Sobredosis de Alberto Carlos Rivera en la televisión. ¡Chof! Hasta aquí llegó. Mi televisor, que no el candidato de C’s. Gajes de la llamada TV inteligente. Se desenchufa sola, la pobre. Opción de autoapagado. Aunque, en realidad, se trata de un suicidio anunciado. He recibido un sms, enviado por mi LG, en el que confirma que “deja de emitir por exceso de Naranjito en su mira o carta de barras de color”. Así. Como suena. Todavía lo estoy flipando en colores.

“No me extraña”, me he dicho yo, al leerlo, puesto que soy el primero en reconocer que lo de este ciudadano ejemplar, en cuestiones exhibicionistas, empieza a ser un abuso en toda regla. Empacho de politiqueo televisado. Hartura existencial, catódica, supernumeraria. Unos tanto (Rivera, Iglesias, Sánchez); otros (Rajoy), tan poco. La sobreexposición (dodging) es una excesiva exposición a la luz de un material fotográfico. Los negativos sobreexpuestos (en color o en blanco y negro) suelen carecer de contraste y de detalle de las luces. Ahí lo dejo.

Hemos visto a Albert, sin salir de la pequeña pantalla –lo suyo parece ansia–, durante los últimos dos días, en compañía de otros folloneros, de niños, de banqueros, de empresarios, de chefs, de teletubbies, de lémures, de obispos y de venezolanos infiltrados en mítines soporíferos. La ha emprendido, a tuitazo limpio, con Pablo Iglesias y con medio mundo. No deja de negarle el pan y la sal al pobre Rajoy. No calla ni debajo del agua.

Albert Rivera es ese vecino pesado que se te cuela en el ascensor en el último segundo y convierte tu viaje al quinto piso en un infierno dantesco. Naranjito. Le gusta que le llamen así. Es más, conservo tatuado en la retina ese momentazo reciente en que, rodeado por los cutrepezqueñines de AnarrrrRRRRrrrrosa, plantaban una pequeña réplica de Naranjito delante y los chavalines se quedaban mirando con cara de no entender nada. De nada.

¡Naranjito, la mascota chunga de un mundial celebrado en la antediluviana España del 82! ¿Se puede estar más desactualizado, más caduco? Pues eso. Que el tipo está encantado de haber convertido un apodo en Marca España. Si esta es la nueva política, que venga Onésimo Redondo e invente el chachachá. Cree Albert que el ego es la enfermedad del alma. E intenta gestionarlo. Aunque visto lo visto, y por lo que le hemos visto últimamente, sin mucho éxito.

Necesita Albert Rivera sexo en campaña y fuera de ella. Para él, el sexo es un placer y una forma de demostrar pasión cuando te quieres. “Yo soy muy liberal. Pero no me meto en la cama de los demás ni en la mía tampoco se meten”, responde Naranjito más ‘naranjito’, y ruboroso, que nunca. “¿Cómo se organiza un padre separado?”, preguntaza de ‘la’ Griso. “Con muchas dificultades y muchos remordimientos”, responde Rivera.
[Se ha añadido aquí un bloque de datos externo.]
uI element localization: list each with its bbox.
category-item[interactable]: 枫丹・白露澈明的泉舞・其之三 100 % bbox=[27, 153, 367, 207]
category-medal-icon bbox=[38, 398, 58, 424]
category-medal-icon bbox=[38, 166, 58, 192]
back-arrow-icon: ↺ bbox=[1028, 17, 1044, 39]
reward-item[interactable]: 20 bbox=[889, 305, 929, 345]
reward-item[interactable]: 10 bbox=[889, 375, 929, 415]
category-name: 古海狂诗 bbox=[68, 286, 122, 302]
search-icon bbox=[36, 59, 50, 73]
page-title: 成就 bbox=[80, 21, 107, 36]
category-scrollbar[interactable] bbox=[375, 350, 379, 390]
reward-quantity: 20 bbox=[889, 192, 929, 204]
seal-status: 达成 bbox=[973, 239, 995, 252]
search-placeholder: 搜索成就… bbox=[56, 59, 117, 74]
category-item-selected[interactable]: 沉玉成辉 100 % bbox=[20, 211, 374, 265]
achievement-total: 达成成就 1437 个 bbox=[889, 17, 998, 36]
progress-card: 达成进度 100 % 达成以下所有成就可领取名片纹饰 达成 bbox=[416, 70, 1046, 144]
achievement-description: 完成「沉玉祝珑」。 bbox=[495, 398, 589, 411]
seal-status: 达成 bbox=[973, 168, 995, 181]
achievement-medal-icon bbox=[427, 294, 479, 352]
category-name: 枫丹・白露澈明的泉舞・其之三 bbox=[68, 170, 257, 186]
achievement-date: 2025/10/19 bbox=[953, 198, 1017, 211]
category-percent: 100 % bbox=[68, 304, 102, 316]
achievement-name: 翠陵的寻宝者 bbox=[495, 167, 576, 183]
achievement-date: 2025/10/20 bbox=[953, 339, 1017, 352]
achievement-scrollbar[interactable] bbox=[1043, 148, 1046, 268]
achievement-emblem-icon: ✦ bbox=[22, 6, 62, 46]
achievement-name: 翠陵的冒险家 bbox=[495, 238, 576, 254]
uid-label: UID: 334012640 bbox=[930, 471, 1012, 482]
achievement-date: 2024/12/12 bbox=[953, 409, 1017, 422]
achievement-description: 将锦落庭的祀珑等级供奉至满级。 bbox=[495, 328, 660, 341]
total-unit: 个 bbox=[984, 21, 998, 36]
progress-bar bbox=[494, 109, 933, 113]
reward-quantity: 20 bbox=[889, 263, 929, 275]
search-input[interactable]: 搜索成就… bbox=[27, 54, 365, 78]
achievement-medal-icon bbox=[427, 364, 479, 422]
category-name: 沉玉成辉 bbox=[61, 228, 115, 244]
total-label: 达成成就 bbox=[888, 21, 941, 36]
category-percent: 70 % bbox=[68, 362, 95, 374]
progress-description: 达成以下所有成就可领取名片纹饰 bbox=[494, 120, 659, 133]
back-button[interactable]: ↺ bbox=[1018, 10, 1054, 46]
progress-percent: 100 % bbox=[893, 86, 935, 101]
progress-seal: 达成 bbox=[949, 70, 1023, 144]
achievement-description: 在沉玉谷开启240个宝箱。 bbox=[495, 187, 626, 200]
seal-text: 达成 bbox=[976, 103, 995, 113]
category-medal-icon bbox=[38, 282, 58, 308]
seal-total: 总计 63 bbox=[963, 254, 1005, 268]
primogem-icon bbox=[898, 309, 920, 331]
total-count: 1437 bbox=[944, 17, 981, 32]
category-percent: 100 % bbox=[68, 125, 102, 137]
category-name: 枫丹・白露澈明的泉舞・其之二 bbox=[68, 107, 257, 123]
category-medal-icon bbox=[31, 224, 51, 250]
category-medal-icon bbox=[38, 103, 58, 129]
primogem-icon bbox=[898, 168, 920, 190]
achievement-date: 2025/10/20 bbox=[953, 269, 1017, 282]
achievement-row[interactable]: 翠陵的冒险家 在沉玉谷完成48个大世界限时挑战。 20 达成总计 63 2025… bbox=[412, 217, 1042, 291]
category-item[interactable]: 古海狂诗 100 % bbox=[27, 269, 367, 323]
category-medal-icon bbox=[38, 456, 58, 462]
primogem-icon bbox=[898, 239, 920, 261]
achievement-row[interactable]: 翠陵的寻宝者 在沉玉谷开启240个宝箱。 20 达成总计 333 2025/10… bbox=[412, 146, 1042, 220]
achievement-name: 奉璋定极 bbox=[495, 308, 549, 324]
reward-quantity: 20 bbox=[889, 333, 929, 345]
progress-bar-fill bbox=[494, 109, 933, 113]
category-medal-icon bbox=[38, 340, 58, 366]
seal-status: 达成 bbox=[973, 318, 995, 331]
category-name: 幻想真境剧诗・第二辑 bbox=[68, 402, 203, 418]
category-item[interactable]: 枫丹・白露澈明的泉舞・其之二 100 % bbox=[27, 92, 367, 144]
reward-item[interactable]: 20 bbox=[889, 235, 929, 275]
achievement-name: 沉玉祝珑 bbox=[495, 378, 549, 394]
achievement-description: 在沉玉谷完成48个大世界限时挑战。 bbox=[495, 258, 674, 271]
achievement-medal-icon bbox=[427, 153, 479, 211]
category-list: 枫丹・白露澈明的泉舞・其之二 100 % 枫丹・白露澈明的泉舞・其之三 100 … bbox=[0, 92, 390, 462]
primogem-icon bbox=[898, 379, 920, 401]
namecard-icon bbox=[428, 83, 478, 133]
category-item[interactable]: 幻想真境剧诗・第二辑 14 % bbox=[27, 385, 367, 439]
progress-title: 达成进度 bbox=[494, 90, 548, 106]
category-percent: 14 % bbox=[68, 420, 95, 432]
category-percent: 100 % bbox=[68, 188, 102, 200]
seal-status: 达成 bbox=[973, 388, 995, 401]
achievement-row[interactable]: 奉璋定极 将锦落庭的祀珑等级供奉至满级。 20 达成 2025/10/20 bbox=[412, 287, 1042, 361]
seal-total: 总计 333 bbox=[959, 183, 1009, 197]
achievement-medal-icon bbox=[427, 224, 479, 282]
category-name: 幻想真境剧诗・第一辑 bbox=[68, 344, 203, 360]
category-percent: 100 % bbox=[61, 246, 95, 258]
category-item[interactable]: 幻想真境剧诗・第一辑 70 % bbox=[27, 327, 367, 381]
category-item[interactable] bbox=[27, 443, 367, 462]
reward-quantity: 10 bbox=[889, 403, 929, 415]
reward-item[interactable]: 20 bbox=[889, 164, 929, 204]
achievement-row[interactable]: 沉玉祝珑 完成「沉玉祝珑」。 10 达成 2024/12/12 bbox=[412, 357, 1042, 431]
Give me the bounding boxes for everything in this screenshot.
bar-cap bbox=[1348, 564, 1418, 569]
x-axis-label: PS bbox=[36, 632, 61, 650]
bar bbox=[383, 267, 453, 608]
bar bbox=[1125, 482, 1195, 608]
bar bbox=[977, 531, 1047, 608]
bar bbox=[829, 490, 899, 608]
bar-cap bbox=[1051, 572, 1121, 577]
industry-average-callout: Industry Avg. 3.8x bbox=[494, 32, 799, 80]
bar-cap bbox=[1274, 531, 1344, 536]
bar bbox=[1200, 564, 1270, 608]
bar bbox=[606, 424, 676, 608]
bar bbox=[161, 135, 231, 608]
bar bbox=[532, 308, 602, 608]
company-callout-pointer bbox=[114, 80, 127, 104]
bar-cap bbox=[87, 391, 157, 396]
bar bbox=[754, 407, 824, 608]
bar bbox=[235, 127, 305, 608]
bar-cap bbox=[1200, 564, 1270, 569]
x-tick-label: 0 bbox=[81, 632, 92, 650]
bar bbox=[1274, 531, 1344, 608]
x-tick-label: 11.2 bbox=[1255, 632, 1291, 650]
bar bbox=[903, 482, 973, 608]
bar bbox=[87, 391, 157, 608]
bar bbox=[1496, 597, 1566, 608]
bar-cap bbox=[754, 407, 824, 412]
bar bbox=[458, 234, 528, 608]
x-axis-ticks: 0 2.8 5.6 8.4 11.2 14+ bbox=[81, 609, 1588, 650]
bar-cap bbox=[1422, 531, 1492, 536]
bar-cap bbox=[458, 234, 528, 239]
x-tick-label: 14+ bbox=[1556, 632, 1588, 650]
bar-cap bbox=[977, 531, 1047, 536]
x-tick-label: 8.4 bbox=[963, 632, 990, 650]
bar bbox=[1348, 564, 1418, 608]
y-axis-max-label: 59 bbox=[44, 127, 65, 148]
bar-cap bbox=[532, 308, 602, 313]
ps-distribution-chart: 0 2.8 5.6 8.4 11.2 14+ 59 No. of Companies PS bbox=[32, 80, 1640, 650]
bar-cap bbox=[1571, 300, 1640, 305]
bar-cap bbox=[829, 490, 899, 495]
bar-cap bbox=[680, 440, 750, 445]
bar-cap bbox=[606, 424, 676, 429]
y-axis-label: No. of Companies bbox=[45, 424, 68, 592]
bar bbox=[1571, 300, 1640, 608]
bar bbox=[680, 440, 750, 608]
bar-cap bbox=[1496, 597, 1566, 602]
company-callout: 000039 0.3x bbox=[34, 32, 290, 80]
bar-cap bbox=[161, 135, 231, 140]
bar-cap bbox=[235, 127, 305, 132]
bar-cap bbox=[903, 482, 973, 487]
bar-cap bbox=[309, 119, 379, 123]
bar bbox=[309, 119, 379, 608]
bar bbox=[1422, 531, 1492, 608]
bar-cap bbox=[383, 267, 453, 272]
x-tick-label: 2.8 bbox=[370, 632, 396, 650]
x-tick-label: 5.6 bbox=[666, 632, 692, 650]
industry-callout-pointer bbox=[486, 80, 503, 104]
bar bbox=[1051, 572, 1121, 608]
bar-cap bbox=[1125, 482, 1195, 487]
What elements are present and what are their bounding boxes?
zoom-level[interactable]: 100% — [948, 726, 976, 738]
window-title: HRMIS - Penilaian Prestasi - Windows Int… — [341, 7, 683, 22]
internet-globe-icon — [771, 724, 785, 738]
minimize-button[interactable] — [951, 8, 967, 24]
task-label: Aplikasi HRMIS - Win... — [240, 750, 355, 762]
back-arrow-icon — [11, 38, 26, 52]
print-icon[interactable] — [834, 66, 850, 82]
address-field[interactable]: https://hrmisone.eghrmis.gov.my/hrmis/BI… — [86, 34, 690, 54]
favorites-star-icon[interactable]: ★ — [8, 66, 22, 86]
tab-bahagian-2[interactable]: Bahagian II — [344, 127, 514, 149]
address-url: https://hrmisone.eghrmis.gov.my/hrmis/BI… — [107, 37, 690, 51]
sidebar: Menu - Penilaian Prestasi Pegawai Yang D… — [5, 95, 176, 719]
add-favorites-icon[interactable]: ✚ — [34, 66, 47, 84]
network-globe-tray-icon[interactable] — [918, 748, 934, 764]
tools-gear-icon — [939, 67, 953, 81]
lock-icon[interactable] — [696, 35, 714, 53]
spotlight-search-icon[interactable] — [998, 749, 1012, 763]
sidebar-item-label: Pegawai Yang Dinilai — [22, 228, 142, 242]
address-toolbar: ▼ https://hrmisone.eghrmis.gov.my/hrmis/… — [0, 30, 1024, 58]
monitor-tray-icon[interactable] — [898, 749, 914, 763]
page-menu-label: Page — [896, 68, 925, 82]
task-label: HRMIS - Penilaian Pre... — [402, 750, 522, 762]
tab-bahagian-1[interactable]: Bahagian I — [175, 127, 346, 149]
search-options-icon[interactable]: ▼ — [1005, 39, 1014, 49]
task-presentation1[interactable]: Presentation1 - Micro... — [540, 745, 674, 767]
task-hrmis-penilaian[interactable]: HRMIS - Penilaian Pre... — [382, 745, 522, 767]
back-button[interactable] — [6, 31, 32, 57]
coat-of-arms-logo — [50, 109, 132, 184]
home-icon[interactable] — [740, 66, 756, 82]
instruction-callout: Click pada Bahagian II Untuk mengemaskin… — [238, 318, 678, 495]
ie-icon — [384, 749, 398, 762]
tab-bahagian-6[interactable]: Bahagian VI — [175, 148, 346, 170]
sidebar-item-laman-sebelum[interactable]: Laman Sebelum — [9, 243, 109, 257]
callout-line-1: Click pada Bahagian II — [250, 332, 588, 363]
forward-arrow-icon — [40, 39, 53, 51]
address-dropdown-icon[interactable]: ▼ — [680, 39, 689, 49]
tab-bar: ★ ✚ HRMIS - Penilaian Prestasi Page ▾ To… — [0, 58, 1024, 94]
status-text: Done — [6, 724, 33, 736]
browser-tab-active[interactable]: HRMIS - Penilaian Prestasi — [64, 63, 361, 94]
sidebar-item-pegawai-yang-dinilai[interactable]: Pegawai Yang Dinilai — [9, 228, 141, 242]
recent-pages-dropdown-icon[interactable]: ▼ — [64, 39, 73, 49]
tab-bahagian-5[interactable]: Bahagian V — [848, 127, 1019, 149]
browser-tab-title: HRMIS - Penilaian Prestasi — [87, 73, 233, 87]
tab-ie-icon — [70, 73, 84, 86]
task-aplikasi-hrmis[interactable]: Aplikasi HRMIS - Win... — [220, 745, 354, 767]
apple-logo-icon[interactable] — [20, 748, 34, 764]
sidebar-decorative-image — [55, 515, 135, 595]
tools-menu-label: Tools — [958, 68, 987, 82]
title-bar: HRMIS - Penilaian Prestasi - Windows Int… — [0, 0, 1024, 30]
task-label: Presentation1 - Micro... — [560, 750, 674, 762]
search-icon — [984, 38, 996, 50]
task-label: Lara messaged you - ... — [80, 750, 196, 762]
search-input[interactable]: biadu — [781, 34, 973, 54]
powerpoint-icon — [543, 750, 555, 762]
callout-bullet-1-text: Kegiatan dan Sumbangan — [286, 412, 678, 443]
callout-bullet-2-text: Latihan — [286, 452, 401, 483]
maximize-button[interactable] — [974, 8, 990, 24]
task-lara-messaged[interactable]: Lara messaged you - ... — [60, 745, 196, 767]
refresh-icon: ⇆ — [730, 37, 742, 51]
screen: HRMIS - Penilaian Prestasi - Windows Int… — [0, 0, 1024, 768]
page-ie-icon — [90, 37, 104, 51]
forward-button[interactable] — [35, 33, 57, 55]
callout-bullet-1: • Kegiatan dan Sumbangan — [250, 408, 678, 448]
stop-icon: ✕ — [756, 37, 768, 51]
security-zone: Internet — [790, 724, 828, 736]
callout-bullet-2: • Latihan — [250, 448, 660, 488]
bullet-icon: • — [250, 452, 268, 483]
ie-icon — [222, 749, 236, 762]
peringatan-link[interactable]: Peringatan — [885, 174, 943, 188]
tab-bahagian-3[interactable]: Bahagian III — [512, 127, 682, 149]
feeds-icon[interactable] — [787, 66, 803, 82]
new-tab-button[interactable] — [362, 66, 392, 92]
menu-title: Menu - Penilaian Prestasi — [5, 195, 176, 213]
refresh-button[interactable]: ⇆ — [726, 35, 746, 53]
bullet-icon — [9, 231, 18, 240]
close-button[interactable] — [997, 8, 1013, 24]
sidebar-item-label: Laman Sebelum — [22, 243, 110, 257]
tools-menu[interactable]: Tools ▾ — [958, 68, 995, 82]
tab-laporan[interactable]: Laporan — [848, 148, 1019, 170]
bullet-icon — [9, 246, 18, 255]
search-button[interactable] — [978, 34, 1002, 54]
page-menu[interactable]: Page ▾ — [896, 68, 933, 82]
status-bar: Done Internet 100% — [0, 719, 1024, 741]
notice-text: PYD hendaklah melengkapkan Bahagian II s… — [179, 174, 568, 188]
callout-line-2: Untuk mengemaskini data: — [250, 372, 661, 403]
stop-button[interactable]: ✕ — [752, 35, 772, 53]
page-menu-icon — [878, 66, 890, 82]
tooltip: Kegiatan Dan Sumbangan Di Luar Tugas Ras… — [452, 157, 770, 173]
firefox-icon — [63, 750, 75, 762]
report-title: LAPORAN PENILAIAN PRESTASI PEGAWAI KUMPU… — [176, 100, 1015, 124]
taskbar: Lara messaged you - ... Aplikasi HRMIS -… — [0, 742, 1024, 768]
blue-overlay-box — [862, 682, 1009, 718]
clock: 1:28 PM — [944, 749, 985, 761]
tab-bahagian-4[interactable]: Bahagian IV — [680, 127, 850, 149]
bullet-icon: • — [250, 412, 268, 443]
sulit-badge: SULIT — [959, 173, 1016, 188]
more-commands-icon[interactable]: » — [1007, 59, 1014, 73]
Aprovechan el puente aéreo para encasquetarnos más de dos tercios de tediosa, e infumable, entrevista.

“Dicen en las redes que consumes estimulantes”, comenta ella, en uno de los instantes más chafarderos y bochornosos de la noche. Él lo niega y explica que tiene “un familiar que murió por una cuestión de drogas”. Ahí lo dejan. Periodismo de (mínima) altura (por mucho vértigo a las alturas que tenga el candidato).

Cuando desperté, a las doce en punto de la noche, ni un minuto antes ni un minuto después, el puñetero dinosaurio de Monterroso había emigrado a un pisito patera del extrarradio londinense, pero ahí seguían ellos: Susanna y Naranjito. Perorando sandeces, desde las 22:30 horas, sin pensar en nada más que en regalarse los oídos el uno al otro, cual pareja de pomposos palomos enamorados. Susanna. Susannita Griso. Es ver a Susanna Griso agarrar esa maletita fucsia con la que viaja en plan ‘Dora, la exploradora’ y echarme a temblar frente a este ‘Dos días y una noche’ antenatresero que acaba durando, por aburrido y pretencioso, lo que un verano completo en Marina d’Or. Susannita y Naranjito. Juntos. Pero no revueltos. Dos días y una eternidad. En latosos foros económicos. En la presentación del nuevo tocho de Javier Nart. En plena exploración exhaustiva del hastío preelectoral.

Me dormí otra vez. Y soñé, aliviado, que no volvía a despertar nunca más.